Rhein Invest considers responsible investing self-evident and make investment decisions with sound citizenship in mind. Environmental, Social & Governance factors, in adherence with the United Nations Principles for Responsible Investing (UNPRI), are elementary considerations for all of our investments. Rhein Invest reviews hereto its policy on sustainability on a regular basis. The funds managed by Rhein Invest do not have a sustainable investment objective though, nor does it seek to promote environmental or social characteristics as referred to in articles 8 and 9 of the SFDR.

According to the Sustainable Finance Disclosure Regulation (“SFDR”) Rhein Invest is obliged to provide information on its website about the role of sustainability in its investment policy and investment decisions. The regulations aim to make the sustainability profile of funds more comparable and better understood by end-investors. In compliance with the SFDR, Rhein Invest informs its investors by means of this publication about the manner in which it integrates sustainability risks in its investment decisions, whether it considers adverse impacts of its investment decision on sustainability factors and the way in which sustainability risks are incorporated into its renumeration policy.

Sustainable Finance Disclosure Regulation

Risk Factors

In compliance with the SFDR, Rhein Invest integrates sustainability risks into its investment decisions. A sustainability risk means an environmental (E), social (S) or governance (G) event or condition that, if it occurs, could cause an actual or a potential material negative impact on the value of an investment.

In managing its investment funds, investments are selected on the basis of the established investment policy. When selecting investments, numerous factors are taken into account that can affect the value of the investment. Because sustainability risks can (negatively) affect the value development, these aspects are included to the extent applicable. ESG risk factors are therefore integrated in the investment decision process and form part of the due diligence in the acquisition phase.

Sustainability risks in the ecological area include climate change, water scarcity and the use of natural resources. Social risks include product liability and respect for labor rights. Indirectly, the current funds managed by Rhein Invest might face reputational risks as a consequence of social risks (S). To manage the social risks, Rhein Invest selects reputable companies to invest in, which address ESG as part of their corporate strategy. In the area of governance, risks may arise with respect to remuneration, stability and diversity of directors, business ethics and shareholder rights. Rhein Invest addresses the governance risks (G) explicitly with customary legal documentation and through the board meetings.

Within the meaning of SFDR, sustainability factors are environmental, social and employment issues, respect for human rights, and the fight against corruption and bribery. When carrying out due diligence in respect of potential investments, Rhein Invest does not consider adverse impacts of investment decisions on sustainability factors as meant under the SFDR regulation. Consequently, Rhein Invest does not issue a principle adverse impact statement (“PAI-statement”).

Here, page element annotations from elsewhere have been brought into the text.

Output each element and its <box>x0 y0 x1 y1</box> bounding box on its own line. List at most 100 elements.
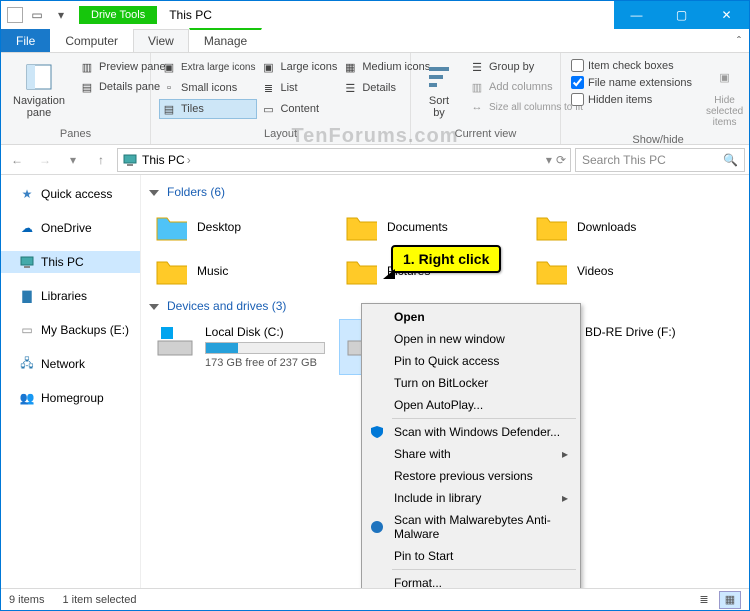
context-menu-item[interactable]: Pin to Quick access <box>364 350 578 372</box>
app-icon <box>7 7 23 23</box>
context-menu-item[interactable]: Open AutoPlay... <box>364 394 578 416</box>
item-check-boxes-toggle[interactable]: Item check boxes <box>569 57 694 74</box>
navigation-pane[interactable]: ★Quick access ☁OneDrive This PC ▇Librari… <box>1 175 141 588</box>
context-menu-item[interactable]: Open <box>364 306 578 328</box>
sidebar-item-libraries[interactable]: ▇Libraries <box>1 285 140 307</box>
medium-icon: ▦ <box>342 59 358 75</box>
sidebar-item-network[interactable]: 🖧Network <box>1 353 140 375</box>
hidden-items-checkbox[interactable] <box>571 93 584 106</box>
folder-item[interactable]: Videos <box>529 249 719 293</box>
context-menu-item[interactable]: Scan with Windows Defender... <box>364 421 578 443</box>
layout-extra-large[interactable]: ▣Extra large icons <box>159 57 257 77</box>
folder-item[interactable]: Downloads <box>529 205 719 249</box>
context-menu-item[interactable]: Share with▸ <box>364 443 578 465</box>
homegroup-icon: 👥 <box>19 390 35 406</box>
forward-button[interactable]: → <box>33 148 57 172</box>
group-by-icon: ☰ <box>469 59 485 75</box>
folder-label: Videos <box>577 264 613 278</box>
size-columns-icon: ↔ <box>469 99 485 115</box>
shield-icon <box>369 424 385 440</box>
details-view-button[interactable]: ≣ <box>693 591 715 609</box>
folder-item[interactable]: Documents <box>339 205 529 249</box>
sidebar-item-onedrive[interactable]: ☁OneDrive <box>1 217 140 239</box>
chevron-down-icon <box>149 299 161 313</box>
refresh-button[interactable]: ⟳ <box>556 153 566 167</box>
drive-label: Local Disk (C:) <box>205 325 333 339</box>
layout-content[interactable]: ▭Content <box>258 99 339 119</box>
minimize-button[interactable]: — <box>614 1 659 29</box>
context-menu-item[interactable]: Include in library▸ <box>364 487 578 509</box>
context-menu-item[interactable]: Pin to Start <box>364 545 578 567</box>
list-icon: ≣ <box>260 80 276 96</box>
context-menu-item[interactable]: Scan with Malwarebytes Anti-Malware <box>364 509 578 545</box>
preview-pane-icon: ▥ <box>79 59 95 75</box>
small-icon: ▫ <box>161 80 177 96</box>
address-dropdown-button[interactable]: ▾ <box>546 153 552 167</box>
status-selected-count: 1 item selected <box>62 594 136 606</box>
search-icon: 🔍 <box>723 153 738 167</box>
back-button[interactable]: ← <box>5 148 29 172</box>
hide-selected-button[interactable]: ▣ Hide selected items <box>702 57 747 132</box>
tab-computer[interactable]: Computer <box>50 29 133 52</box>
folder-item[interactable]: Desktop <box>149 205 339 249</box>
folder-label: Desktop <box>197 220 241 234</box>
tab-view[interactable]: View <box>133 29 189 52</box>
folder-item[interactable]: Music <box>149 249 339 293</box>
context-menu[interactable]: Open Open in new window Pin to Quick acces… <box>361 303 581 588</box>
tiles-icon: ▤ <box>161 101 177 117</box>
content-pane[interactable]: Folders (6) Desktop Documents Downloads Mus… <box>141 175 749 588</box>
sort-by-button[interactable]: Sort by <box>419 57 459 123</box>
folder-label: Music <box>197 264 228 278</box>
ribbon-tabs: File Computer View Manage ˆ <box>1 29 749 53</box>
tiles-view-button[interactable]: ▦ <box>719 591 741 609</box>
search-box[interactable]: Search This PC 🔍 <box>575 148 745 172</box>
extra-large-icon: ▣ <box>161 59 177 75</box>
qat-properties[interactable]: ▭ <box>27 5 47 25</box>
layout-tiles[interactable]: ▤Tiles <box>159 99 257 119</box>
ribbon-collapse-button[interactable]: ˆ <box>729 30 749 52</box>
hidden-items-toggle[interactable]: Hidden items <box>569 91 694 108</box>
sidebar-item-homegroup[interactable]: 👥Homegroup <box>1 387 140 409</box>
up-button[interactable]: ↑ <box>89 148 113 172</box>
breadcrumb[interactable]: This PC › <box>142 153 191 167</box>
add-columns-icon: ▥ <box>469 79 485 95</box>
sidebar-item-quick-access[interactable]: ★Quick access <box>1 183 140 205</box>
context-menu-label: Restore previous versions <box>394 469 533 483</box>
item-check-boxes-checkbox[interactable] <box>571 59 584 72</box>
file-extensions-checkbox[interactable] <box>571 76 584 89</box>
context-menu-item[interactable]: Open in new window <box>364 328 578 350</box>
context-menu-item[interactable]: Turn on BitLocker <box>364 372 578 394</box>
layout-large[interactable]: ▣Large icons <box>258 57 339 77</box>
tab-manage[interactable]: Manage <box>189 28 262 52</box>
drive-item[interactable]: Local Disk (C:)173 GB free of 237 GB <box>149 319 339 375</box>
network-icon: 🖧 <box>19 356 35 372</box>
drive-icon: ▭ <box>19 322 35 338</box>
pc-icon <box>19 254 35 270</box>
folder-icon <box>535 255 567 287</box>
folder-label: Downloads <box>577 220 636 234</box>
usage-bar <box>205 342 325 354</box>
file-extensions-toggle[interactable]: File name extensions <box>569 74 694 91</box>
qat-new-folder[interactable]: ▾ <box>51 5 71 25</box>
recent-locations-button[interactable]: ▾ <box>61 148 85 172</box>
sidebar-item-my-backups[interactable]: ▭My Backups (E:) <box>1 319 140 341</box>
content-icon: ▭ <box>260 101 276 117</box>
tab-file[interactable]: File <box>1 29 50 52</box>
close-button[interactable]: ✕ <box>704 1 749 29</box>
show-hide-group-label: Show/hide <box>569 132 747 146</box>
maximize-button[interactable]: ▢ <box>659 1 704 29</box>
context-menu-item[interactable]: Format... <box>364 572 578 588</box>
drive-label: BD-RE Drive (F:) <box>585 325 713 339</box>
address-bar[interactable]: This PC › ▾ ⟳ <box>117 148 571 172</box>
context-menu-label: Open in new window <box>394 332 505 346</box>
context-menu-item[interactable]: Restore previous versions <box>364 465 578 487</box>
cloud-icon: ☁ <box>19 220 35 236</box>
submenu-arrow-icon: ▸ <box>562 447 568 461</box>
sidebar-item-this-pc[interactable]: This PC <box>1 251 140 273</box>
navigation-pane-label: Navigation pane <box>13 95 65 119</box>
folder-icon <box>155 211 187 243</box>
layout-small[interactable]: ▫Small icons <box>159 78 257 98</box>
layout-list[interactable]: ≣List <box>258 78 339 98</box>
folders-header[interactable]: Folders (6) <box>149 179 741 205</box>
navigation-pane-button[interactable]: Navigation pane <box>9 57 69 123</box>
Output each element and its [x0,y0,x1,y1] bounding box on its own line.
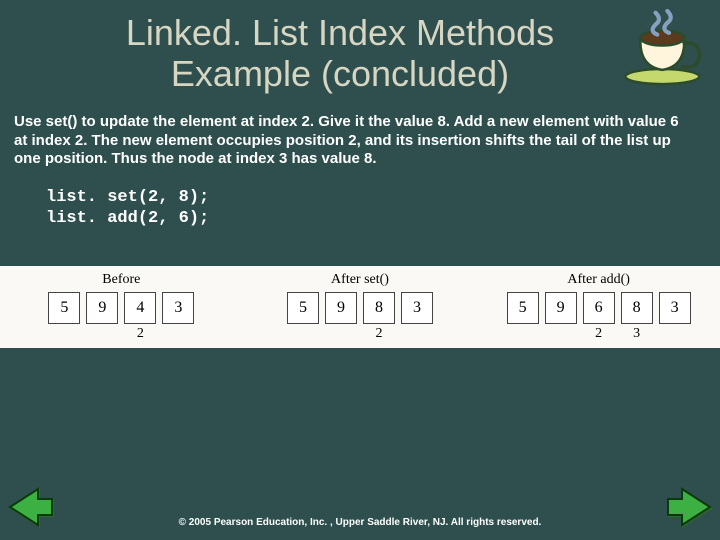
figure-label: After add() [487,272,710,292]
list-node: 9 [86,292,118,324]
index-label: 2 [363,326,395,342]
list-node: 8 [621,292,653,324]
index-label: 2 [124,326,156,342]
list-node: 5 [507,292,539,324]
index-label: 2 [583,326,615,342]
figure-group: After add()5968323 [487,272,710,342]
prev-slide-button[interactable] [8,487,54,532]
list-node: 9 [325,292,357,324]
figure-label: After set() [249,272,472,292]
list-figure: Before59432After set()59832After add()59… [0,266,720,348]
list-node: 5 [48,292,80,324]
index-label: 3 [621,326,653,342]
list-node: 3 [659,292,691,324]
code-line-1: list. set(2, 8); [46,187,720,208]
code-block: list. set(2, 8); list. add(2, 6); [0,177,720,230]
next-slide-button[interactable] [666,487,712,532]
figure-label: Before [10,272,233,292]
list-node: 6 [583,292,615,324]
code-line-2: list. add(2, 6); [46,208,720,229]
figure-group: Before59432 [10,272,233,342]
list-node: 9 [545,292,577,324]
description-text: Use set() to update the element at index… [0,95,720,177]
list-node: 3 [162,292,194,324]
title-line-1: Linked. List Index Methods [126,12,554,53]
coffee-cup-icon [622,6,706,86]
list-node: 8 [363,292,395,324]
list-node: 5 [287,292,319,324]
list-node: 3 [401,292,433,324]
title-line-2: Example (concluded) [171,53,509,94]
slide-title: Linked. List Index Methods Example (conc… [0,0,720,95]
figure-group: After set()59832 [249,272,472,342]
list-node: 4 [124,292,156,324]
copyright-text: © 2005 Pearson Education, Inc. , Upper S… [0,517,720,528]
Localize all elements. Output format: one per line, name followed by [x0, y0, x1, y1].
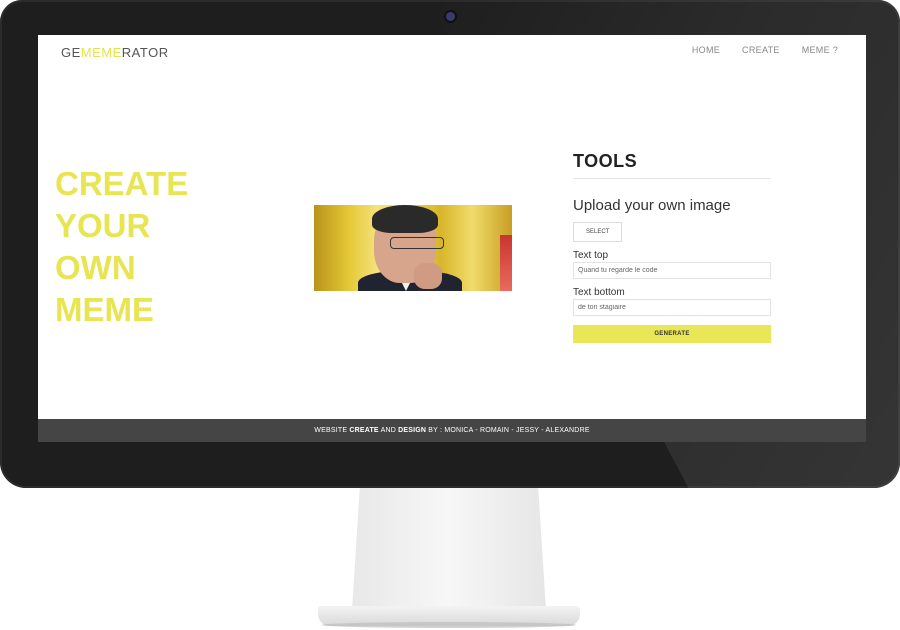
meme-preview-image [314, 205, 512, 291]
footer-prefix: WEBSITE [314, 427, 350, 434]
nav-link-create[interactable]: CREATE [742, 45, 780, 55]
monitor-frame: GEMEMERATOR HOME CREATE MEME ? CREATE YO… [0, 0, 900, 488]
person-hand [414, 263, 442, 289]
monitor-stand [352, 488, 546, 610]
generate-button[interactable]: GENERATE [573, 325, 771, 343]
footer-create: CREATE [349, 427, 379, 434]
tools-title: TOOLS [573, 151, 771, 179]
text-bottom-input[interactable] [573, 299, 771, 316]
hero-line: YOUR [55, 207, 151, 244]
text-top-label: Text top [573, 250, 609, 261]
hero-heading: CREATE YOUR OWN MEME [55, 163, 255, 331]
text-top-input[interactable] [573, 262, 771, 279]
site-logo[interactable]: GEMEMERATOR [61, 45, 169, 60]
upload-title: Upload your own image [573, 197, 731, 214]
text-bottom-label: Text bottom [573, 287, 625, 298]
footer-and: AND [378, 427, 399, 434]
logo-part-rator: RATOR [121, 45, 169, 60]
hero-line: MEME [55, 291, 154, 328]
footer-design: DESIGN [398, 427, 427, 434]
nav-link-meme[interactable]: MEME ? [802, 45, 838, 55]
logo-part-ge: GE [61, 45, 81, 60]
footer: WEBSITE CREATE AND DESIGN BY : MONICA - … [38, 419, 866, 442]
tools-panel: TOOLS Upload your own image SELECT Text … [573, 151, 771, 343]
person-glasses [390, 237, 444, 249]
hero-line: CREATE [55, 165, 189, 202]
webcam-icon [446, 12, 455, 21]
screen: GEMEMERATOR HOME CREATE MEME ? CREATE YO… [38, 35, 866, 442]
nav-menu: HOME CREATE MEME ? [692, 45, 838, 55]
person-hair [372, 205, 438, 233]
hero-line: OWN [55, 249, 136, 286]
footer-credits: BY : MONICA - ROMAIN - JESSY - ALEXANDRE [426, 427, 590, 434]
select-image-button[interactable]: SELECT [573, 222, 623, 242]
flag-shape [500, 235, 512, 291]
logo-part-meme: MEME [80, 45, 122, 60]
nav-link-home[interactable]: HOME [692, 45, 720, 55]
stand-shadow [322, 622, 576, 628]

In line with the explain-mechanism of article 4(1)(b) SFDR, Rhein Invest has the following considerations to not issue a PAI-statement. Rhein Invest believes that there is currently insufficient reliable data available to determine the potential effects of investments in relation to sustainability. Where detailed data is available, it is too expensive to obtain and time-consuming to analyze. Much remains unclear about the exact scope and content of the PAI-statement and the investment required from Rhein Invest to issue such PAI-statement. In addition, Rhein Invest does not give specific priority to sustainability factors over other factors that are important in managing its investments. In this view, Rhein Invest believes it is not proportionate in terms of time investment, costs and capacity to provide an PAI-statement. For this reason, Rhein Invest does not explicitly take into account the possible negative of investments on sustainability factors in the investment process and has no intention to do so in the near future.

No Consideration of Sustainability Adverse Impacts

Renumeration Policy

According to article 5(1) SFDR, Rhein Invest is obliged to publish information on its website about the consistency of the remuneration policy with integration of sustainability risks. Rhein Invest does not have (and, considering the AIFMD-light regime, is not obliged to have) a remuneration policy in place. Therefore, it is not possible to include information on the consistency of the remuneration policy with integration of sustainability risks.